Le marché des cryptomonnaies traverse une période de tension accrue le 11 juillet 2024, alors que le gouvernement américain rétablit son blocus sur les navires iraniens dans le détroit d’Ormuz et impose des frais de 20 % sur d’autres cargaisons. Cette décision, perçue comme une rupture fragile de l’accord de paix de juin, a immédiatement propulsé le prix du pétrole brut Brent à environ 85 $ le baril, une hausse de près de 2,8 % sur deux jours consécutifs. James Van Straten, analyste financier, souligne que cette perturbation du commerce maritime menace la reprise du Bitcoin observée plus tôt cet été, car la flambée des prix du pétrole alimente les craintes inflationnistes et renforce les attentes d’une réaction plus ferme de la Fed.
Face à ce contexte géopolitique et économique, le Bitcoin s’échange autour de 62 600 $, affichant une baisse légère de 0,3 % sur 24 heures mais restant globalement stable sur la semaine selon les données de CoinDesk. Cette résistance relative du Bitcoin, après un creux récent à 58 000 $, contraste avec la performance mitigée des altcoins majeurs. L’Ethereum maintient son cap près de 1 783 $ avec une légère hausse hebdomadaire, tandis que Solana, XRP et Hyperliquid enregistrent des chutes dépassant 5 % sur sept jours. La volatilité des actifs numériques s’accentue sous l’effet des pressions inflationnistes croissantes et de la probabilité accrue d’une hausse des taux d’intérêt.
L’indice des prix à la consommation (IPC) américain pour juin 2024 représente le prochain test décisif pour les marchés financiers. Les prévisions indiquent un ralentissement de l’inflation globale à 3,8 % sur un an, contre 4,2 % précédemment, avec une baisse mensuelle estimée à 0,1 %. L’inflation de base, qui exclut les prix volatils de l’alimentation et de l’énergie, devrait se stabiliser à 2,9 % sur un an et augmenter de 0,2 % sur le mois. Selon Shaurya Malwa, économiste, une lecture de l’IPC inférieure aux attentes pourrait atténuer les pressions pour une hausse de taux, stabilisant potentiellement les prix des cryptomonnaies, tandis qu’une lecture plus chaude, combinée à la hausse du pétrole, pourrait intensifier la volatilité à l’approche de la réunion de la Fed du 28 et 29 juillet.

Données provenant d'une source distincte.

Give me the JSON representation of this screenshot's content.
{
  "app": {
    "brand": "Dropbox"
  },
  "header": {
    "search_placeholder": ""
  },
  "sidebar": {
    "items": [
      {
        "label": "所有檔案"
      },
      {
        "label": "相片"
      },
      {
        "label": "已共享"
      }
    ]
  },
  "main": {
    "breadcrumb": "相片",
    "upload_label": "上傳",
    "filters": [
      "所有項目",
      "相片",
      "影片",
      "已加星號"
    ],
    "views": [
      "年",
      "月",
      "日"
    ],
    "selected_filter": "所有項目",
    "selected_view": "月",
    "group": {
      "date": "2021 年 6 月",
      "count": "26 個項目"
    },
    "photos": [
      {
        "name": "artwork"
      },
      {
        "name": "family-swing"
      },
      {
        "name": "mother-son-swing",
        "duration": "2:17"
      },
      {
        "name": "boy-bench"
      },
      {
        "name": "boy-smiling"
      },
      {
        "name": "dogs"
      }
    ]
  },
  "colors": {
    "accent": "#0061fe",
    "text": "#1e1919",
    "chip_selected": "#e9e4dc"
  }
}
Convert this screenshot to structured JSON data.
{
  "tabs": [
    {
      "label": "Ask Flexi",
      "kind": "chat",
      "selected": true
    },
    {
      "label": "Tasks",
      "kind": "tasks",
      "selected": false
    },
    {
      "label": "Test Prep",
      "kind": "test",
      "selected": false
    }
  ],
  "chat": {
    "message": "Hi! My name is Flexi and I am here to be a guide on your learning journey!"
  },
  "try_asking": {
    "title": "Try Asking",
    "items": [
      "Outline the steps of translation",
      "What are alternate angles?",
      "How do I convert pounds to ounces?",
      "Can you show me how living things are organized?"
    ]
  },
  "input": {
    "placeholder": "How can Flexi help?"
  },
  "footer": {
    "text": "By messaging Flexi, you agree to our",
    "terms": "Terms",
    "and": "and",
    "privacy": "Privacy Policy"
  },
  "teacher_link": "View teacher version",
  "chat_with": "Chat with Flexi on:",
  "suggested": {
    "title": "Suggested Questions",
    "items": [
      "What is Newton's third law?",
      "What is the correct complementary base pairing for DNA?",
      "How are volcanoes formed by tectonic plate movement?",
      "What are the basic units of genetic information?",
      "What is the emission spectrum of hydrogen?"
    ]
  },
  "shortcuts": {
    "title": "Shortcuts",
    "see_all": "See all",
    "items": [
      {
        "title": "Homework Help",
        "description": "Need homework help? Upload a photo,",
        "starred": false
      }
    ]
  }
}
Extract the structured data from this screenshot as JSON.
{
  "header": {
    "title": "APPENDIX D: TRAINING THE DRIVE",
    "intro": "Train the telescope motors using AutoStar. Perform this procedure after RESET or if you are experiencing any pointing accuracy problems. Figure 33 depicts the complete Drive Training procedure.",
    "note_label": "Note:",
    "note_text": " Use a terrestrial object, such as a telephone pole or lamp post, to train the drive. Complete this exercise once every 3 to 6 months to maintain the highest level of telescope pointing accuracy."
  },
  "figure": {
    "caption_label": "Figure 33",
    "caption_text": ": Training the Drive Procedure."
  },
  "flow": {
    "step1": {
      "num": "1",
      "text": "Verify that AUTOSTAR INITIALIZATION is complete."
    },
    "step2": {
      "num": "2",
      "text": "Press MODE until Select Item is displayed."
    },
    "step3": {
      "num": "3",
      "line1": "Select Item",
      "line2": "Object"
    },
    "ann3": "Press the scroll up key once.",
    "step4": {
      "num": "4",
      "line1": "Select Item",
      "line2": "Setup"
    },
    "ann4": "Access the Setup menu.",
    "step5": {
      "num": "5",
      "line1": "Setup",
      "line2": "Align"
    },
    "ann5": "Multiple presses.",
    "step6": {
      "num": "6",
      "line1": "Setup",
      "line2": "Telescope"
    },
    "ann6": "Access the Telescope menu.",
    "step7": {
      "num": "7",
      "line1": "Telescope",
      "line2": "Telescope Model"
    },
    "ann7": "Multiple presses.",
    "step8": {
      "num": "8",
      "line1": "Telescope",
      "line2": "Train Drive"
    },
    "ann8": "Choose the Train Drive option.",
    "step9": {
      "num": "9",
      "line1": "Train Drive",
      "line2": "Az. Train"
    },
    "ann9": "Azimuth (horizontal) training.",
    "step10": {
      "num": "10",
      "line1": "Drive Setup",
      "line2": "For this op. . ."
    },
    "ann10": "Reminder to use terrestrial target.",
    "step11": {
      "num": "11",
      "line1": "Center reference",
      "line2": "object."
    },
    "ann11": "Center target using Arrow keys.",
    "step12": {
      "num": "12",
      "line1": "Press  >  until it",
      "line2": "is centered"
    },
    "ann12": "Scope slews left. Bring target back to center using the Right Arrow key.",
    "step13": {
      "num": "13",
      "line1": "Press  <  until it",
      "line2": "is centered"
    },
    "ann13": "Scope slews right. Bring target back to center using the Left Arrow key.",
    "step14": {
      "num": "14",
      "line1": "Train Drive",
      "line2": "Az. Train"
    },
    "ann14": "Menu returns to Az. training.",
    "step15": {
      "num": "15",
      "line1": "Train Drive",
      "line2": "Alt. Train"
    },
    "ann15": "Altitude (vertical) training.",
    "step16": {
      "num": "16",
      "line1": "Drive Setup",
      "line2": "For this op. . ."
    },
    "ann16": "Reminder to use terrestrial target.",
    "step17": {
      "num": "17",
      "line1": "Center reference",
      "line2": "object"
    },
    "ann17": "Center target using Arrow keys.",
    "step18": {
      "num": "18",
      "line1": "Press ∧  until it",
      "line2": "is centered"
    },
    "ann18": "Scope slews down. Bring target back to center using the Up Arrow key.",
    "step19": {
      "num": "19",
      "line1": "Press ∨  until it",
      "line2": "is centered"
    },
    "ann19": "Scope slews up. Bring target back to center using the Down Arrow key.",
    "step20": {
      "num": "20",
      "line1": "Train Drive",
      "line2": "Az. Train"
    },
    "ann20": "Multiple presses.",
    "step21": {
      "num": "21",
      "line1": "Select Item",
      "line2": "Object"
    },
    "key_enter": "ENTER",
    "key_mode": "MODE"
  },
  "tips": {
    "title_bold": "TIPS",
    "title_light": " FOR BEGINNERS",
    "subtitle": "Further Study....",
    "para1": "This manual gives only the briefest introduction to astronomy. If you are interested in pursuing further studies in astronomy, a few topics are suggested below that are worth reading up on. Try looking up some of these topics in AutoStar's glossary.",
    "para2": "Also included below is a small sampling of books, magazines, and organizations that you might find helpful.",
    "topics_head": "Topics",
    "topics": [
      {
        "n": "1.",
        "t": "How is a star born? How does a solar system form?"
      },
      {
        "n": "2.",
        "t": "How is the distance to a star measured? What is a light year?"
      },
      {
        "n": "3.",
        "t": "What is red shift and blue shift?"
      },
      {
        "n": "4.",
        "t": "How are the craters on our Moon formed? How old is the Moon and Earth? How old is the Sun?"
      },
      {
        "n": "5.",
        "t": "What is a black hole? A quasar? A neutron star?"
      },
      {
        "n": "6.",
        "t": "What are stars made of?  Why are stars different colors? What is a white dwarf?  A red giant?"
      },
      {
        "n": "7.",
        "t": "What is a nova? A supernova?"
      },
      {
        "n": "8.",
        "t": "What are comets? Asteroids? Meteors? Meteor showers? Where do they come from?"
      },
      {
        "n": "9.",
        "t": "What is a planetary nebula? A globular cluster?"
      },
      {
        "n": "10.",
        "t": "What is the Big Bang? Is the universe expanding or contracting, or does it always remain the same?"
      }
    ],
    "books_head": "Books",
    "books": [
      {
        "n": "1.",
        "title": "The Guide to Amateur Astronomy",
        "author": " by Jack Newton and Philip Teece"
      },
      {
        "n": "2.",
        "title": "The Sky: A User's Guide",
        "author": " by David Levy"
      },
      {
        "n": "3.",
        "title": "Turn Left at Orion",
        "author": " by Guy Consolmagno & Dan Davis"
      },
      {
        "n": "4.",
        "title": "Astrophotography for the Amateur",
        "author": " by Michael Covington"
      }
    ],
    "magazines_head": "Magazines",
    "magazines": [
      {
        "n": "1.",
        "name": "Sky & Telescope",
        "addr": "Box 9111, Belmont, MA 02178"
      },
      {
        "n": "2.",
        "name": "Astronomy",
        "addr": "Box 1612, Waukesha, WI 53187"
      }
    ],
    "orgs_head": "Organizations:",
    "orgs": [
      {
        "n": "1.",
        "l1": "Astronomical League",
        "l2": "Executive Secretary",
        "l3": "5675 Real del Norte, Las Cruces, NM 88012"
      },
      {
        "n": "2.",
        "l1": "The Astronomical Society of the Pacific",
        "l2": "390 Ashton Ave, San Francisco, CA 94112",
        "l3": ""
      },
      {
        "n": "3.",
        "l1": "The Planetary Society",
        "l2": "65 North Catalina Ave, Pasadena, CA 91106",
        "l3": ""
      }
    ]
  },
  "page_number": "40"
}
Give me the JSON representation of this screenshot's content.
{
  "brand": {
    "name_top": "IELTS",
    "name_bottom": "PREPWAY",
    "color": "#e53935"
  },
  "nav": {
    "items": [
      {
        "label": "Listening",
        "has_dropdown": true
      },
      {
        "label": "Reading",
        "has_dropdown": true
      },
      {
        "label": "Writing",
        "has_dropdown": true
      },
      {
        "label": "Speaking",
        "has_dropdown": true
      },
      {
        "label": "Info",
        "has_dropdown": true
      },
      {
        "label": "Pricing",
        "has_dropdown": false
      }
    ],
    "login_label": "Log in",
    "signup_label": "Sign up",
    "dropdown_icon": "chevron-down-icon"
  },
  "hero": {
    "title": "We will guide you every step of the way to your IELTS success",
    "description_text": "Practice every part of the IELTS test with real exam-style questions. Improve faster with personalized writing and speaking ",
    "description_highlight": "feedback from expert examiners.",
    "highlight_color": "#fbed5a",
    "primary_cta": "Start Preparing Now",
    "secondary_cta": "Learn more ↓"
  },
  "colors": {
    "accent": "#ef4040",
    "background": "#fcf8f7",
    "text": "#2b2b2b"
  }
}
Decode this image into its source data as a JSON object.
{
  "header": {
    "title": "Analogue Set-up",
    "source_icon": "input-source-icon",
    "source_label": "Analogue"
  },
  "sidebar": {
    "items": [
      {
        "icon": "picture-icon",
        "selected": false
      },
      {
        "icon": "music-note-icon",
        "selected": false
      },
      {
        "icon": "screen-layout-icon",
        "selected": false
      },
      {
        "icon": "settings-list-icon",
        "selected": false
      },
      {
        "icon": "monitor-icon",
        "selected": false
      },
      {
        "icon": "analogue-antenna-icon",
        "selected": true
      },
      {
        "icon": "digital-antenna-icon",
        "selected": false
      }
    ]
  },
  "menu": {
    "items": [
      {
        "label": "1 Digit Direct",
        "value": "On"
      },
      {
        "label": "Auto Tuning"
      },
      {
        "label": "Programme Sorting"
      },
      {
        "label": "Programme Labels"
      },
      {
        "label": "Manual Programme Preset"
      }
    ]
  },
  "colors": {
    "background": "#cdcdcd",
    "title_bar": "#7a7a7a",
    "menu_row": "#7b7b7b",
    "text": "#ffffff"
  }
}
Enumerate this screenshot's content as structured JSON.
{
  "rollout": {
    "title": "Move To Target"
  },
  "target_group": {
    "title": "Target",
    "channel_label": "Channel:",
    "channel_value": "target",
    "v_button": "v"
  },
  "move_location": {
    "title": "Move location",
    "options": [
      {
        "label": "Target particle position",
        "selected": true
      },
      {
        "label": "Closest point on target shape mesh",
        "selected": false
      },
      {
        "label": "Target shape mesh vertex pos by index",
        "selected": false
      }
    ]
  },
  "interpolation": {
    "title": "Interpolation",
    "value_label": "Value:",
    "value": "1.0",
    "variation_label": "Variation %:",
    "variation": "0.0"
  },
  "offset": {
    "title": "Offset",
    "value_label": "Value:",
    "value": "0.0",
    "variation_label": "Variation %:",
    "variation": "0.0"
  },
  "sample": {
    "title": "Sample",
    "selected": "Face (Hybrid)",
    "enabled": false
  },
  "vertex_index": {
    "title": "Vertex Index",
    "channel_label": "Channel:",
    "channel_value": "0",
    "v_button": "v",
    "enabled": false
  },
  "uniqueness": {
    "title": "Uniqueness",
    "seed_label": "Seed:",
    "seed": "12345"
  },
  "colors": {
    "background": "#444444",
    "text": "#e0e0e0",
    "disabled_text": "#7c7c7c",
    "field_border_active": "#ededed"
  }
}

Les marchés anticipent actuellement une probabilité de 40 % d’une hausse de taux de la Fed à court terme, selon l’outil CME FedWatch. Le taux des obligations du Trésor à 10 ans demeure élevé, au-dessus de 4,6 %, reflétant des attentes de resserrement monétaire continu. Cette combinaison de facteurs macroéconomiques complexes illustre la sensibilité des cryptomonnaies aux fondamentaux économiques, notamment l’interaction entre les coûts énergétiques, les politiques monétaires et les valorisations des actifs numériques.
Malgré l’incertitude ambiante, les volumes de transactions sur les échanges centralisés (CEX) ont augmenté pour la première fois en cinq mois en juin 2024, les volumes au comptant grimpant de 15,3 % pour atteindre 1,11 billion de dollars. Les volumes de contrats perpétuels liés aux actifs du monde réel (RWA) ont bondi à un niveau record de 311 milliards de dollars, signalant un engagement croissant des investisseurs. Le chef des investissements de Franklin Crypto note cependant que les prix des cryptomonnaies semblent déconnectés des fondamentaux sous-jacents, soulignant la nécessité d’évaluer soigneusement les risques économiques externes.
Les dirigeants de l’industrie adoptent des points de vue prudents mais stratégiques. Le PDG de Binance.US met en lumière les efforts pour regagner des parts de marché aux États-Unis, visant un retour à 20 % de part de marché avec une croissance durable. De son côté, le PDG de TeraWulf commente la dynamique de consommation énergétique, affirmant que la course vers un minage plus efficace devient critique à l’ère de l’IA. Ces observations révèlent les défis structurels et réglementaires qui façonnent l’adoption des cryptomonnaies et le sentiment du marché dans un environnement macroéconomique incertain.
La résilience du Bitcoin à 62 600 $ malgré ces vents contraires témoigne de la complexité du marché actuel, où les facteurs géopolitiques et économiques s’entremêlent pour créer un environnement de trading particulièrement exigeant pour les investisseurs.